Minors in Possession of Alcohol

In Florida, it is against the law for anyone under the age of 21 to possess or drink alcohol.

Underage possession of alcohol is considered a first- or second-degree misdemeanor, which means it can be punishable by jail time, probation and a permanent criminal record that can hamper your future opportunities in education and employment.

At The Ansara Law Firm, our Fort Lauderdale criminal defense attorneys will fight for your rights. We recognize that seemingly minor youthful indiscretions can have a profound impact on your future – and we will apply our extensive knowledge and skill into minimizing the impact of these charges on your life.

Prosecutors handling these cases will often try to negotiate a quick settlement. But you should never agree to a “deal” without first discussing it with your lawyer.

Definition of Underage Possession of Alcohol

Florida law outlines underage possession of alcohol in F.S. 562.111.

It’s unlawful for an individual who has not yet reached the age of 21 to have in his or her “possession” an alcoholic drink or drinks. That could include:

  • Beer
  • Liquor
  • Wine
  • Mixed Drinks
  • Other kinds of alcoholic drinks intended for consumption

In this case, the term “possession” can be construed as either “actual” or “constructive.”

If possession of a drink is “actual,” it means defendant possessed the drink on his or her person or readily within his or her reach and/ or control.

However, if possession of a drink is “constructive,” that means prosecutors won’t be required to prove the minor was physically holding the drink. Instead, prosecutors will only need to show the drink was in a location over which the accused had control over it and knowledge that the drink was in his/ her presence.

It’s not necessary for the court to prove the minor was actually consuming the beverage or had surpassed a given level of intoxication in order for a conviction on this charge to stand.

Possible Penalties for Possessing Alcohol Underage

If you are convicted for possessing alcohol while under the age of 21, you’re generally going to be facing a second-degree misdemeanor. Per F.S. 775.082(4)(b), this will result in a possible maximum penalty of:

  • Up to 60 days’ worth of jail time;
  • Six months’ of probation;
  • $500 fine.

A judge could decide to impose each of these or some combination of these offenses.

On top of all this, an underage person who is convicted on a charge of possessing alcohol is going to face automatic revocation of their driver’s license for a period of between 6 months to 1 year.
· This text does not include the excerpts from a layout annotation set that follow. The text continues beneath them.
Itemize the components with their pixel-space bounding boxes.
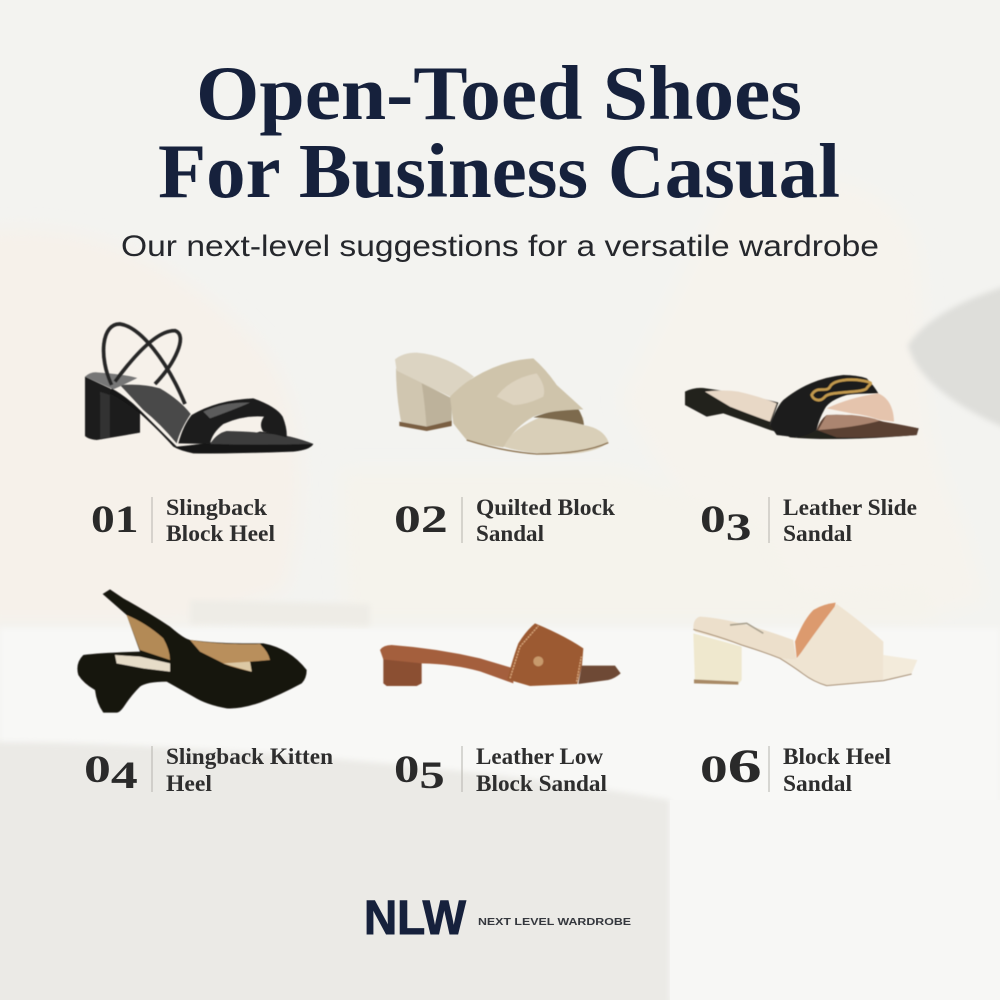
shoe 03: leather slide sandal [685, 375, 919, 439]
label 03: 0 [700, 497, 726, 541]
label 01: 01 [91, 498, 139, 541]
label 03: Sandal [783, 521, 852, 546]
label 03: 3 [726, 505, 751, 549]
label 05 [394, 744, 607, 797]
label 02 [394, 495, 615, 546]
footer logo: NEXT LEVEL WARDROBE [478, 916, 631, 928]
shoe 01: slingback block heel [85, 324, 313, 453]
label 04: 4 [111, 754, 138, 797]
label 03 [700, 495, 917, 549]
label 02: 02 [394, 498, 448, 541]
label 06: Sandal [783, 771, 852, 796]
label 05: Leather Low [476, 744, 603, 769]
subtitle: Our next-level suggestions for a versatile wardrobe [121, 230, 879, 263]
title: Open-Toed Shoes [196, 50, 802, 136]
label 04 [84, 744, 333, 797]
title [158, 50, 840, 214]
label 04: Heel [166, 771, 212, 796]
label 04: Slingback Kitten [166, 744, 333, 769]
shoe 02: quilted block sandal [395, 353, 608, 454]
label 02: Quilted Block [476, 495, 615, 520]
label 06 [700, 739, 891, 796]
label 04: 0 [84, 748, 111, 791]
label 05: Block Sandal [476, 771, 607, 796]
label 01 [91, 495, 275, 546]
label 03: Leather Slide [783, 495, 917, 520]
label 01: Block Heel [166, 521, 275, 546]
shoe 04: slingback kitten heel [77, 589, 307, 713]
shoe 05: leather low block sandal [380, 623, 621, 686]
shoe 06: block heel sandal [693, 603, 917, 686]
label 05: 0 [394, 748, 419, 791]
footer logo [364, 892, 631, 945]
footer logo: NLW [364, 892, 467, 945]
label 02: Sandal [476, 521, 544, 546]
label 06: 06 [700, 739, 762, 793]
label 06: Block Heel [783, 744, 891, 769]
label 05: 5 [419, 754, 445, 797]
label 01: Slingback [166, 495, 267, 520]
title: For Business Casual [158, 128, 840, 214]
However, if the offender has been arrested and convicted of this same offense before, the incident can be charged as a first-degree misdemeanor, which means he/she could face penalties that could include:

  • Up to 1 year in jail;
  • A full year of probation;
  • $1,000 fine.

In addition, a person convicted of a second or subsequent offense is going to face a mandatory revocation period of two years.

It is possible for the Florida Department of Highway Safety and Motor Vehicles to issue a hardship license before that time frame is up. However, that assumes the offender is otherwise qualified to have a driver’s license.

Defending a Charge of Underage Drinking/ Possession of Alcohol

There are numerous defenses that can be effectively raised in a case where underage drinking has alleged. Some defenses are legal, which means we may be disputing application of the law, while others are factual, meaning they involve disputes of the specific events of the case we are defending.

Some of the approaches we might consider:

  • Lack of knowledge that the beverage possessed had any alcohol in it.
  • Inability of prosecutors to prove beyond a reasonable doubt who had control over the beverage.
  • The beverage possessed didn’t have any alcohol in it.
  • Lack of knowledge that the beverage was within the presence of the accused.
  • Insufficient proof that minor knew he or she was in possession of the beverage.
  • Failure of law enforcement to preserve evidence of the drink’s contents.
  • Minor was holding the drink for a friend, not realizing its content.
  • Suppression of evidence in cases where officer detained accused without probable cause to believe the accused was underage.
  • Lack of a search warrant or other legal justification of officers to enter or remain on site.

In a substantial number of these cases, there is a genuine issue of material fact as to whether defendant knew the beverage in question was in fact alcohol. This happens in many cases at parties or nightclubs, where it is common for friends to hold one another’s drinks, while they dance or head to the restroom or pay a bill.